Yes the issue is whether or not $\phi$ is well-defined.

If we assume $\phi$ IS well-defined, this means that $\phi$ is constant on any coset of $N$ (it has to be, or else $\Phi$ is not a function).

In particular, $\phi$ must be constant on the coset of the identity, $N$. That is, for any $n \in N, \phi(N) = \phi(nN) = \Phi(n)$. Since $e \in N$, we must have $\phi(N) = \phi(eN) = \Phi(e)$, which shows that $\Phi(n) = \Phi(e) = e_H$

that is: $N \subseteq \text{ker }\Phi$.

One way to do this without "element-chasing" (using the $g_1,g_2$) is to say $\Phi$ factors through $\pi$, that is, assert there is a homomorphism $\phi$ such that: $\Phi = \phi\pi$. What we have just shown is that this happens iff $\Phi$ annihilates $N$.

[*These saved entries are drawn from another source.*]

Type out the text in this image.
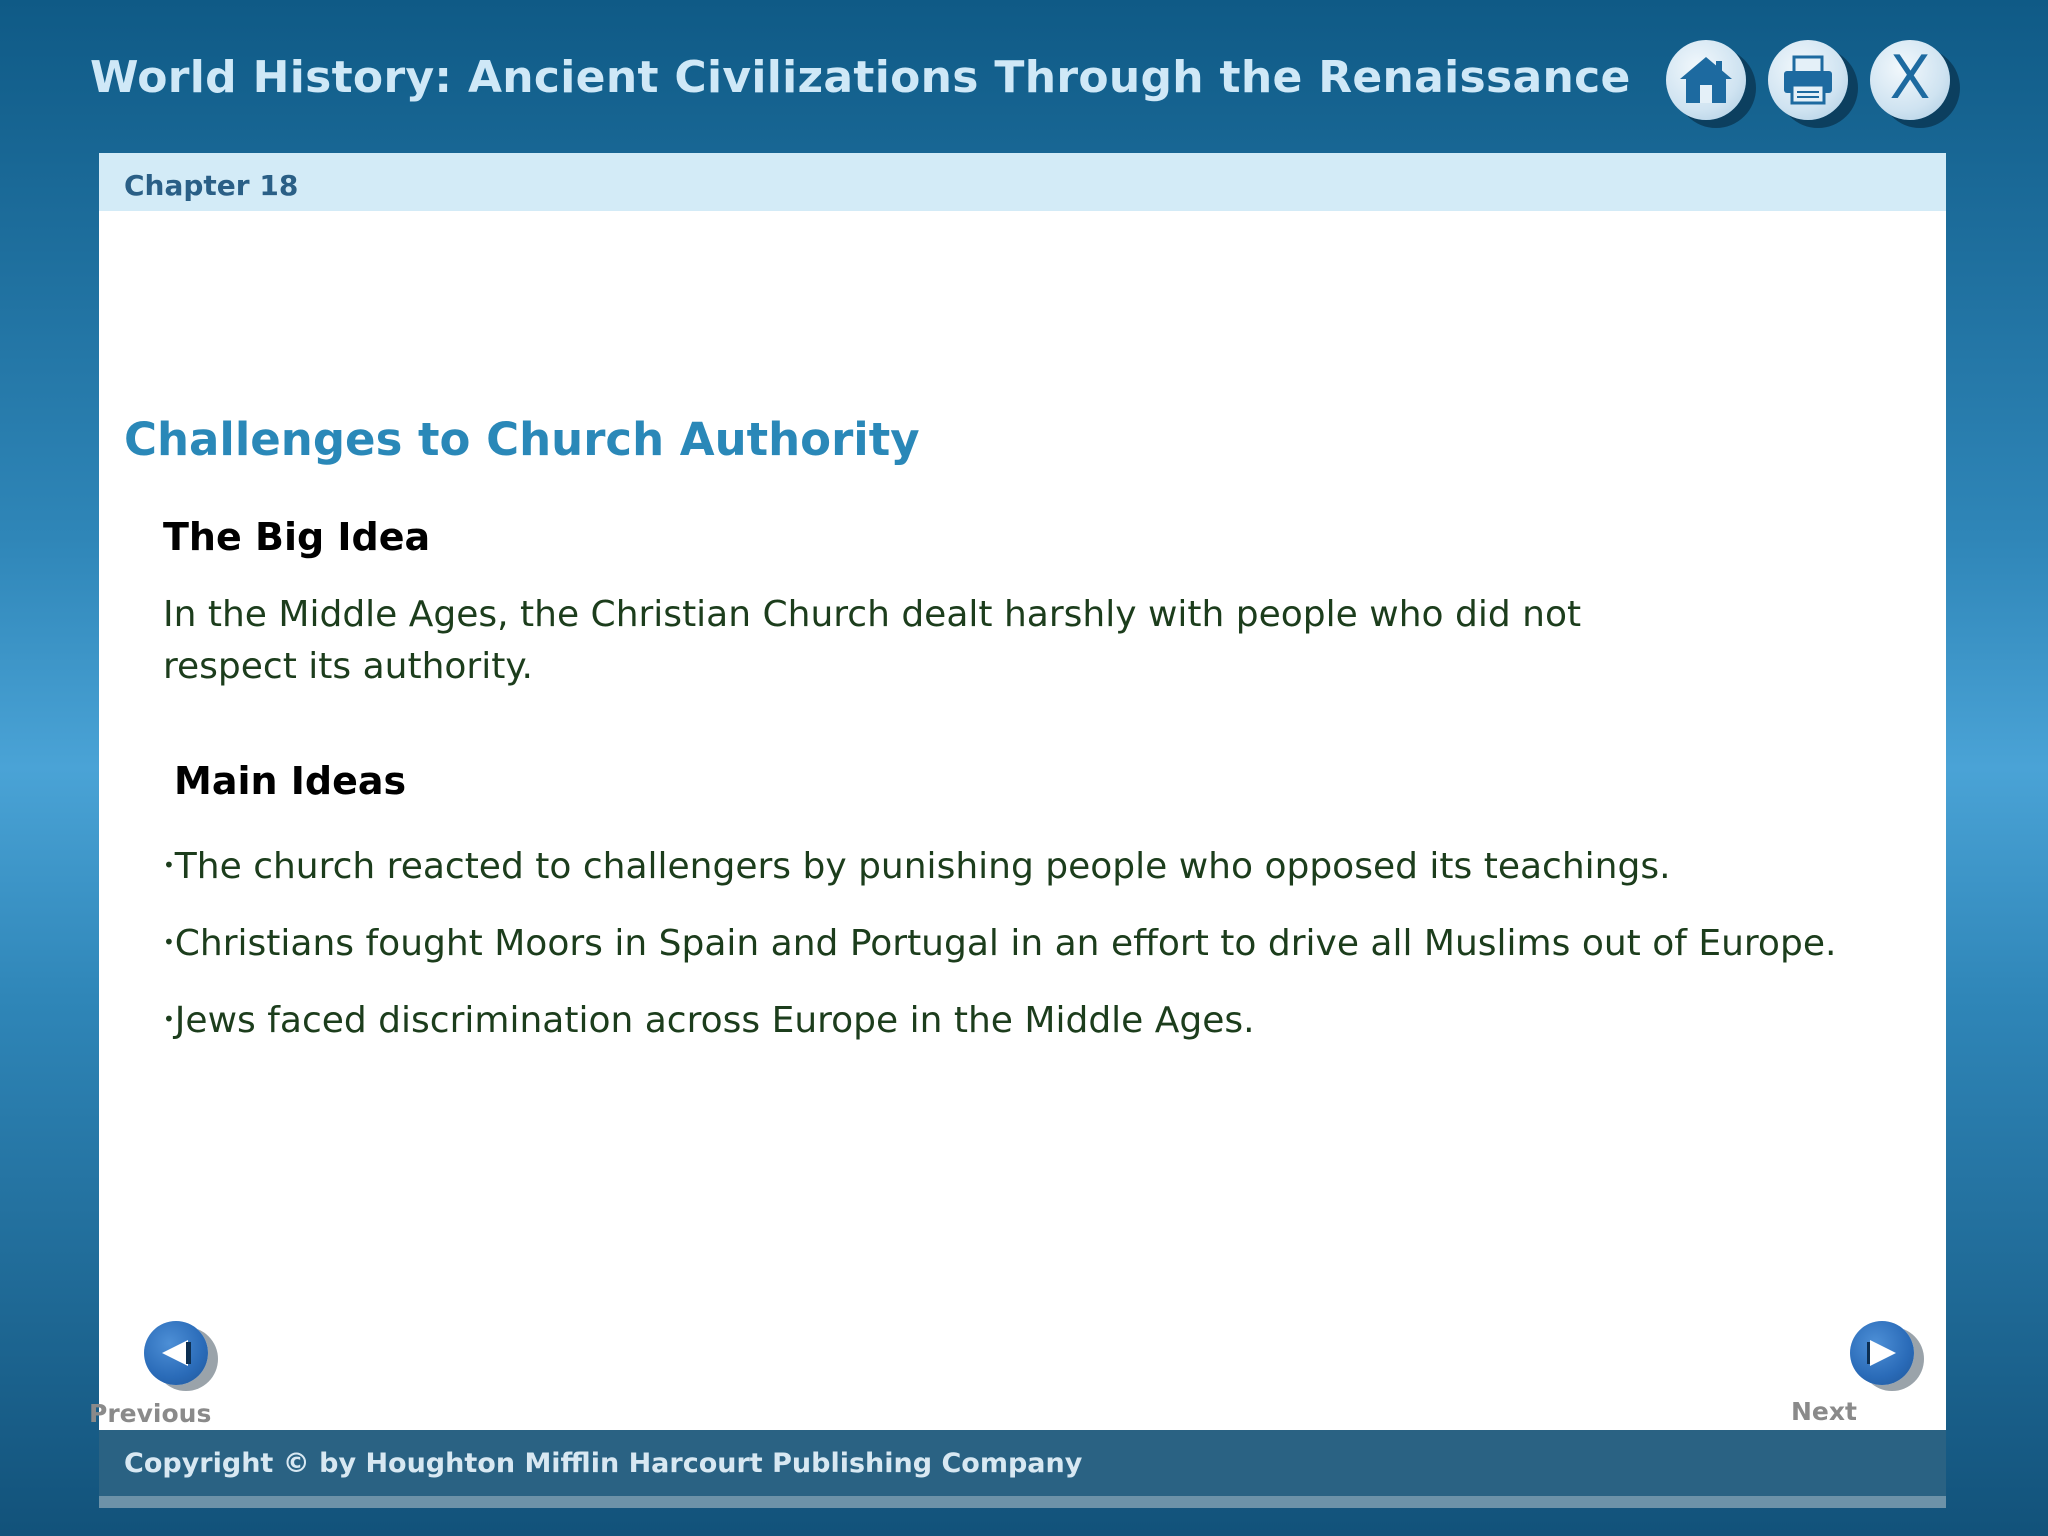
World History: Ancient Civilizations Through the Renaissance	X

Chapter 18

Challenges to Church Authority
The Big Idea

In the Middle Ages, the Christian Church dealt harshly with people who did not respect its authority.

Main Ideas
•The church reacted to challengers by punishing people who opposed its teachings.
•Christians fought Moors in Spain and Portugal in an effort to drive all Muslims out of Europe.
•Jews faced discrimination across Europe in the Middle Ages.

Previous	Next

Copyright © by Houghton Mifflin Harcourt Publishing Company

The "canonical nature" of $\pi$ is then expressed as: $\pi$ is UNIVERSAL among homomorphisms that annihilate $N$.

(The term "annihilate" is used because the trivial group is a "zero object" for the class of all groups, in the sense that there is always UNIQUE homomorphisms:

$\iota: \{e\} \to G$ <--this says the trivial group is an "initial group"

$\tau: G \to \{e\}$ <--this says the trivial group is a "terminal group"

for any group $G$.

In other words, a trivial group acts much the same as a trivial vector space (consisting just of a 0-vector), which has similar properties with "linear mapping" substituted for "homomorphism").